No obstante, algo en la habitación intentaba distraerme de mi escrutinio.

—¿Huesos? —dijo la señorita Winter. Estaba blanca como el papel y había un océano en sus ojos lo bastante vasto para ahogar toda mi furia—. Oh —añadió.

Oh. Qué caudal de vibraciones puede contener una sola sílaba. Miedo. Desesperación. Tristeza y resignación. Alivio, alivio oscuro, desconsolado. Y dolor, un dolor antiguo y profundo.

Y fue entonces cuando esa fastidiosa distracción se apoderó de mi mente con tal urgencia que no cupo nada más. ¿Qué era ese algo? Algo que no tenía nada que ver con mi drama de los huesos. Algo que ya estaba allí antes de mí intrusión. Después de un segundo de desconcierto, todos los detalles insignificantes que había percibido sin advertirlo se unieron. El ambiente de la habitación. Las cortinas corridas. La transparencia acuosa en los ojos de la señorita Winter. La sensación de que el núcleo de acero que siempre había constituido su esencia la hubiera abandonado.

Mi atención se redujo entonces a un solo detalle: ¿dónde estaba el lento vaivén de la respiración de Emmeline? No podía oírlo.

—¡No! Se ha...

Caí de rodillas junto a la cama.

—Sí —dijo en voz baja la señorita Winter—. Se ha ido. Hace unos minutos.

Contemplé el rostro vacío de Emmeline. No había cambiado nada: sus cicatrices todavía eran furiosamente rojas, sus labios aún tenían la misma mueca sesgada y sus ojos todavía eran verdes. Toqué su mano contrahecha y noté el calor de su piel. ¿Realmente se había ido? ¿Absoluta e irrevocablemente? Parecía imposible. No podía ser que nos hubiera dejado por completo. Por fuerza tenía que quedar algo de ella allí para consolarnos. ¿No existía un hechizo, un talismán, una palabra mágica que pudiera devolvérnosla? ¿No había nada que yo pudiera decir que llegara a ella?

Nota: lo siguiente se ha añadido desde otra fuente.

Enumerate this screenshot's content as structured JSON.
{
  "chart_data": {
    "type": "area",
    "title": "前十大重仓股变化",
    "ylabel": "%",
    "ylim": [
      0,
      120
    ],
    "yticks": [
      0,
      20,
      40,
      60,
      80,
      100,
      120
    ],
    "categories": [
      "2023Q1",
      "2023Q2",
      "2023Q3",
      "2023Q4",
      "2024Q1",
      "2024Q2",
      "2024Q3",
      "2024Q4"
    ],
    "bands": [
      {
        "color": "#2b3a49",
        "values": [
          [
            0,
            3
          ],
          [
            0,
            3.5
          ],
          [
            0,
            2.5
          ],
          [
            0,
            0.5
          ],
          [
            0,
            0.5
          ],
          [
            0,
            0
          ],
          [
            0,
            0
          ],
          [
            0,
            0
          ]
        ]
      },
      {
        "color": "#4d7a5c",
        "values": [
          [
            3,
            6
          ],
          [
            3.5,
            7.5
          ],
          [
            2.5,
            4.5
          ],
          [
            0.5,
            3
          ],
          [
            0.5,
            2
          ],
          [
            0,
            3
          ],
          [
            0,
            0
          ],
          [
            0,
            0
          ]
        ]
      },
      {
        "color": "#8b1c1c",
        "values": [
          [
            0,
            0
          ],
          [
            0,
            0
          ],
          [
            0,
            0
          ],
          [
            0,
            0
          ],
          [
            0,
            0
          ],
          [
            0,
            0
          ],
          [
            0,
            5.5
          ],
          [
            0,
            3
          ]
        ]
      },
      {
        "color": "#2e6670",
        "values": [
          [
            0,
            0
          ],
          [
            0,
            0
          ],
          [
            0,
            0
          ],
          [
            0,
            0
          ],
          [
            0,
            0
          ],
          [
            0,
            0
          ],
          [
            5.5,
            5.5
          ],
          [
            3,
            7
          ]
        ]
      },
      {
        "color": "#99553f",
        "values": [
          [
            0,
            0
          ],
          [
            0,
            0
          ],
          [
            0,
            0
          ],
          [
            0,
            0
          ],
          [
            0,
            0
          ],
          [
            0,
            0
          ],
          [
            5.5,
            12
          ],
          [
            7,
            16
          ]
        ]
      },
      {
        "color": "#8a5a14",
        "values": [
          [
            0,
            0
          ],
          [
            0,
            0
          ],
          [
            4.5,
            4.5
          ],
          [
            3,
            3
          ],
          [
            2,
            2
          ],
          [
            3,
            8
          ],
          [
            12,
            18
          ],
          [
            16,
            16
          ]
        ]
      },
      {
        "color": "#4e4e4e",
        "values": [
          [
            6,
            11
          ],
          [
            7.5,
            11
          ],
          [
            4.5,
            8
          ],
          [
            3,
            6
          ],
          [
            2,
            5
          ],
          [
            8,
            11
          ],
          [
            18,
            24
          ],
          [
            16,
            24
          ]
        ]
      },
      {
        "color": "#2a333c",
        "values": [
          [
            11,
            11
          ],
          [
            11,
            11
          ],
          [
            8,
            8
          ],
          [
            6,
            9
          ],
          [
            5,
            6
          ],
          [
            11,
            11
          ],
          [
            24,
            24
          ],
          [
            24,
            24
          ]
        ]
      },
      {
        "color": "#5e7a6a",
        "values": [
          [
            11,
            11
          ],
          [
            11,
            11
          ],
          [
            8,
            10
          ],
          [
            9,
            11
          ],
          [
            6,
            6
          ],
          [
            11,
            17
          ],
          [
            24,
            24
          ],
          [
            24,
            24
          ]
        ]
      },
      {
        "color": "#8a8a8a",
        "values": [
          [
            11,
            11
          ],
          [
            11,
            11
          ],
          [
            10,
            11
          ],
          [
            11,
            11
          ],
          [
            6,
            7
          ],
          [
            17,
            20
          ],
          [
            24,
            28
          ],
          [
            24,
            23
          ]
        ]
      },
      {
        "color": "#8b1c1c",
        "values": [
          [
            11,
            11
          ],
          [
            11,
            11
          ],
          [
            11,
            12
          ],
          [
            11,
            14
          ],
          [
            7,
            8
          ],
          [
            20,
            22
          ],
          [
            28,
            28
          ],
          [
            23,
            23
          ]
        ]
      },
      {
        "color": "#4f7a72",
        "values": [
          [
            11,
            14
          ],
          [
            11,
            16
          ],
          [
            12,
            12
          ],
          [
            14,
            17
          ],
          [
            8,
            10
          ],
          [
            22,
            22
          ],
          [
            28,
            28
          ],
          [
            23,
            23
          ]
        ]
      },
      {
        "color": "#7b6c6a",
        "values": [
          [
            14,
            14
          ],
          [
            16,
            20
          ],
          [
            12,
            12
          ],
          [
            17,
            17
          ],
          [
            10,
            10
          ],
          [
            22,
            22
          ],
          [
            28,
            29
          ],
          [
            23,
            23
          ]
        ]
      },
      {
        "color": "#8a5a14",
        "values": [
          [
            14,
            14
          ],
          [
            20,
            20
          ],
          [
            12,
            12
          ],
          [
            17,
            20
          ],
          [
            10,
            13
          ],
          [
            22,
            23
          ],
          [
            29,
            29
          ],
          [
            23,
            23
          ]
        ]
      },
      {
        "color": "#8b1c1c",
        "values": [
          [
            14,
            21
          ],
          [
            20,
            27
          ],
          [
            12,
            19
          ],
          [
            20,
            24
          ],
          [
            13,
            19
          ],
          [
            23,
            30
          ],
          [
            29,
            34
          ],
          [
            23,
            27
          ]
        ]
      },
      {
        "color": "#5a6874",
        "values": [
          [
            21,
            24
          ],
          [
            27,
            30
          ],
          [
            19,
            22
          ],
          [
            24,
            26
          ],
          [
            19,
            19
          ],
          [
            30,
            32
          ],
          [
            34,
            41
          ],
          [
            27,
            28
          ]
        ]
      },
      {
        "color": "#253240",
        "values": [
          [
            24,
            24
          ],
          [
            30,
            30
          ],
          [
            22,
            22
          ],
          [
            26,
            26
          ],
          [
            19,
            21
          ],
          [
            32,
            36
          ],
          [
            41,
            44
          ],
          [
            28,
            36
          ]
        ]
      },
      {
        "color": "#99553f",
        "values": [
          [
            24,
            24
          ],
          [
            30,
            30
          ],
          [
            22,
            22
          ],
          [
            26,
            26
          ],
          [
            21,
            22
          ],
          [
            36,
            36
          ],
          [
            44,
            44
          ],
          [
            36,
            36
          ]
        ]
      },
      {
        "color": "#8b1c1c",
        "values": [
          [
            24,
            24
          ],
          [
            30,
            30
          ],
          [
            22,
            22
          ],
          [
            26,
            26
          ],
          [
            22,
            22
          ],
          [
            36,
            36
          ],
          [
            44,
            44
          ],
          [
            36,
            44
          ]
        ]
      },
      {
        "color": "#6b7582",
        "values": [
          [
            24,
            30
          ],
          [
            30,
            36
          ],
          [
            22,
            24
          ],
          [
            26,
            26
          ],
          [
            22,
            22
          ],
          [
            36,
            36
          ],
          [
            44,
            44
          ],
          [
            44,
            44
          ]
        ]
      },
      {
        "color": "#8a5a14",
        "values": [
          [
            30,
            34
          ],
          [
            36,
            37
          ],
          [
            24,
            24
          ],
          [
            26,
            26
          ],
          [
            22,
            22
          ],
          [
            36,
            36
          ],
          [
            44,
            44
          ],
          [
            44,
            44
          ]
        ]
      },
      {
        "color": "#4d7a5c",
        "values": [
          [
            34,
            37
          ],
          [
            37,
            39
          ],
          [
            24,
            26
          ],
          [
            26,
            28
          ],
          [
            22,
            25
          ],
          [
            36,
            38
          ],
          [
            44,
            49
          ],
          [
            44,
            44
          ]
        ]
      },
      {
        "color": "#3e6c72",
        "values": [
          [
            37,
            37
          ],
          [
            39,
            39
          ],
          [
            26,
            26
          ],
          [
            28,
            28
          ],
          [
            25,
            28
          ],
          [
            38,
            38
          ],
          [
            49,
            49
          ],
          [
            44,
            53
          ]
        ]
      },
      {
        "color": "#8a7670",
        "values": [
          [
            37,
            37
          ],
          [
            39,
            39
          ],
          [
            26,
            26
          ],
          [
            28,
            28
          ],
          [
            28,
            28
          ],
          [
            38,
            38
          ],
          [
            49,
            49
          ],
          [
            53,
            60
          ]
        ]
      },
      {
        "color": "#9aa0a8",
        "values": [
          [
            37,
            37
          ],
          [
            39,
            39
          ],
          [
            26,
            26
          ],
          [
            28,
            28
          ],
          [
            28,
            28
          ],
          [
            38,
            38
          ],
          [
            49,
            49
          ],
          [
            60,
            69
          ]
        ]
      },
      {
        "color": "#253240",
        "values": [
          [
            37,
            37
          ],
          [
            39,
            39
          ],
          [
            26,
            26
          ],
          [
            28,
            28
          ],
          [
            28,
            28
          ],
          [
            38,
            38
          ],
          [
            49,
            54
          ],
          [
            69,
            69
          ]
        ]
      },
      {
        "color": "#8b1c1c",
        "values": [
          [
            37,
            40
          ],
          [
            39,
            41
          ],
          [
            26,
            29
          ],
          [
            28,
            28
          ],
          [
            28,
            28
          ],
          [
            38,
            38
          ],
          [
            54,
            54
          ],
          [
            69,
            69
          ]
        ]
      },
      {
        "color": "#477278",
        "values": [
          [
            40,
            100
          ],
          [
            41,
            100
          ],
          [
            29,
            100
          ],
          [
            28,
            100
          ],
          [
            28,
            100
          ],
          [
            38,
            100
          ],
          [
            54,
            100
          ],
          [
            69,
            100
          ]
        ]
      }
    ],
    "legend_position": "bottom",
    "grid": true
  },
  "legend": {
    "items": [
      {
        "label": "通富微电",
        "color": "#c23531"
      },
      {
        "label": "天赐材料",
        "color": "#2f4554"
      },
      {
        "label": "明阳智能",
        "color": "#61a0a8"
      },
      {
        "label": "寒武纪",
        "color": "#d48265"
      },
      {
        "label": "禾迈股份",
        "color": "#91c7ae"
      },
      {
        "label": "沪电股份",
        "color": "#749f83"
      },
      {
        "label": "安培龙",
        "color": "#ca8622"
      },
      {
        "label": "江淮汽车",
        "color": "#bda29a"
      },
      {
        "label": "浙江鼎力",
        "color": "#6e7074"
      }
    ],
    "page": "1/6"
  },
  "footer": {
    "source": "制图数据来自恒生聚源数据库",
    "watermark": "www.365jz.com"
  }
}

El calor de su mano me hizo creer que podría oírme. El calor de su mano hizo que todas las palabras se concentraran en mi pecho, atropellándose unas a otras en su impaciencia por volar hasta el oído de Emmeline.

—Encuentra a mi hermana, Emmeline. Por favor, encuéntrala. Dile que la estoy esperando. Dile... —Mi garganta era demasiado estrecha para todas las palabras que chocaban entre sí y emergían quebradas, asfixiadas— ¡Dile que la echo de menos! ¡Dile que me siento sola! —Las palabras abandonaban mis labios con ímpetu, con apremio. Volaban fervorosamente por el espacio que nos separaba, persiguiendo a Emmeline—. ¡Dile que no puedo esperar más! ¡Dile que venga!

Pero ya era tarde. La pared medianera se había levantado. Invisible. Irrevocable. Implacable.